Few Minority Teachers In Classrooms, Gap Attributed To Bias And Low Graduation Rates

Lack of Minority Teachers Attributed To Bias And Low Graduation Rates

Minority students will likely outnumber white students in the next decade or two, but the failure of the national teacher demographic to keep up with that trend is hurting minority students who tend to benefit from teachers with similar backgrounds.

Minority students make up more than 40 percent of the national public school population, while only 17 percent of the country's teachers are minorities, according to a report released this week by the Center for American Progress.

"This is a problem for students, schools, and the public at large. Teachers of color serve as role models for students, giving them a clear and concrete sense of what diversity in education--and in our society--looks like," the report's authors write. "A recent review of empirical studies also shows that students of color do better on a variety of academic outcomes if they're taught by teachers of color."

Using data from the 2008 Schools and Staffing Survey, the most recent data available, researchers found that more than 20 states have gaps of 25 percentage points or more between the diversity of their teachers and students.
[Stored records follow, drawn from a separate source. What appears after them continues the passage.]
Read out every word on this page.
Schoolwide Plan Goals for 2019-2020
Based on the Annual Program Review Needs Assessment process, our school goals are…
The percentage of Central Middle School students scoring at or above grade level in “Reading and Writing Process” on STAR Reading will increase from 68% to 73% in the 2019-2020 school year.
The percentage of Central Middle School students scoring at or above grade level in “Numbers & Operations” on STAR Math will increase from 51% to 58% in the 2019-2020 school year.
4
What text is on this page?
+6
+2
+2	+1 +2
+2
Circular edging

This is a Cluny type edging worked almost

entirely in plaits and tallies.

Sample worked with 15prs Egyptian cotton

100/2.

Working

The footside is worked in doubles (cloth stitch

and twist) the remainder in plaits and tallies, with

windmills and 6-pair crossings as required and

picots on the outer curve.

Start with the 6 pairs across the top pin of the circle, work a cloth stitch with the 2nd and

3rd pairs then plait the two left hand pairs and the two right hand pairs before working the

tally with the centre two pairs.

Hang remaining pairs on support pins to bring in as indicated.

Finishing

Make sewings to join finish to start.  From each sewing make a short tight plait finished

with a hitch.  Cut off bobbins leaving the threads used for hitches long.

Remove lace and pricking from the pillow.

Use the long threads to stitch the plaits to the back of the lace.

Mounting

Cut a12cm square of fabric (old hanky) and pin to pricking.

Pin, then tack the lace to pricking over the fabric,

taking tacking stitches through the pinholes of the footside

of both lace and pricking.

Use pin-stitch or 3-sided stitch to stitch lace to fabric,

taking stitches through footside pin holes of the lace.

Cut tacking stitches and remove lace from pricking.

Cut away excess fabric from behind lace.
California yielded the largest discrepancy of 43 percentage points, with 72 percent minority students compared with 29 percent minority teachers. Nevada and Illinois had the second and third largest gaps, of 41 and 35 percentage points, respectively.

In a second report, the CAP notes that in more than 40 percent of the nation's public schools, there are no minority teachers at all. The dearth of diversity in the teaching force could show that fewer minorities are interested in teaching or that there are fewer minorities qualified to teach.

"Increasing the number of teachers of color is not only a matter of a philosophical commitment to diversity in career opportunities. Teachers of color provide real-life examples to minority students of future career paths," the researchers write. "In this way, increasing the number of current teachers of color may be instrumental to increasing the number of future teachers of color. And while there are effective teachers of many races, teachers of color have demonstrated success in increasing academic achievement for engaging students of similar backgrounds."

This large discrepancy between minority teachers and minority students can be attributable to low graduation rates among many minority groups, according to the report. While high school graduation is a minimum requirement for the teaching profession, just over half of black, Latino and Native American students finish high school. College entrance and completion rates are similarly low -- with only 56 percent of black students and 64 percent of Latino high school graduates going on to college. Less than half of both black and Latino students finished college in 2007.

In addition, the high cost of college also drives many minority students away from pursuing higher education.

In an August Huffington Post report, Enrique Murillo, a professor of education at California State University, San Bernardino, said the disparity "has created a cultural and linguistic gulf" that especially hurts students who take English as a second language. Murillo is also commissioner of the California Student Aid Commission and executive director of Latino Education and Advocacy Days.

"There's so few of us in general in the educational pipeline, so the pool is really small," Murillo told HuffPost. "It stems from the overall crisis in Latino education. The main crux here is that there's a mismatch between school and home, and Latino educators are bridge builders that help close that mismatch."

CAP's paper reports several case studies of initiatives that aim to increase teacher recruitment and retention among those groups, including Teach for America and The New Teacher Project-Fellowship Programs.

  • Increasing federal oversight of and increased accountability for teacher preparation programs. This is the first step in ensuring that minority teachers emerge from teacher preparation programs with the skills needed to be effective teachers. The federal government can also take the lead on requesting programs to report on diversity efforts.
  • Creating statewide initiatives to fund teacher preparation programs aimed at low-income and minority teachers.
  • Strengthening federal financial aid programs for low-income students entering the teaching field.
  • Reducing the cost of becoming a teacher by creating more avenues to enter the field and increasing the number of qualified credentialing organizations.
  • Strengthening state-sponsored and nonprofit teacher recruitment and training organizations by increasing standards for admission, using best practices to recruit high-achieving minority students, and forming strong relationships with districts to ensure recruitment needs are met.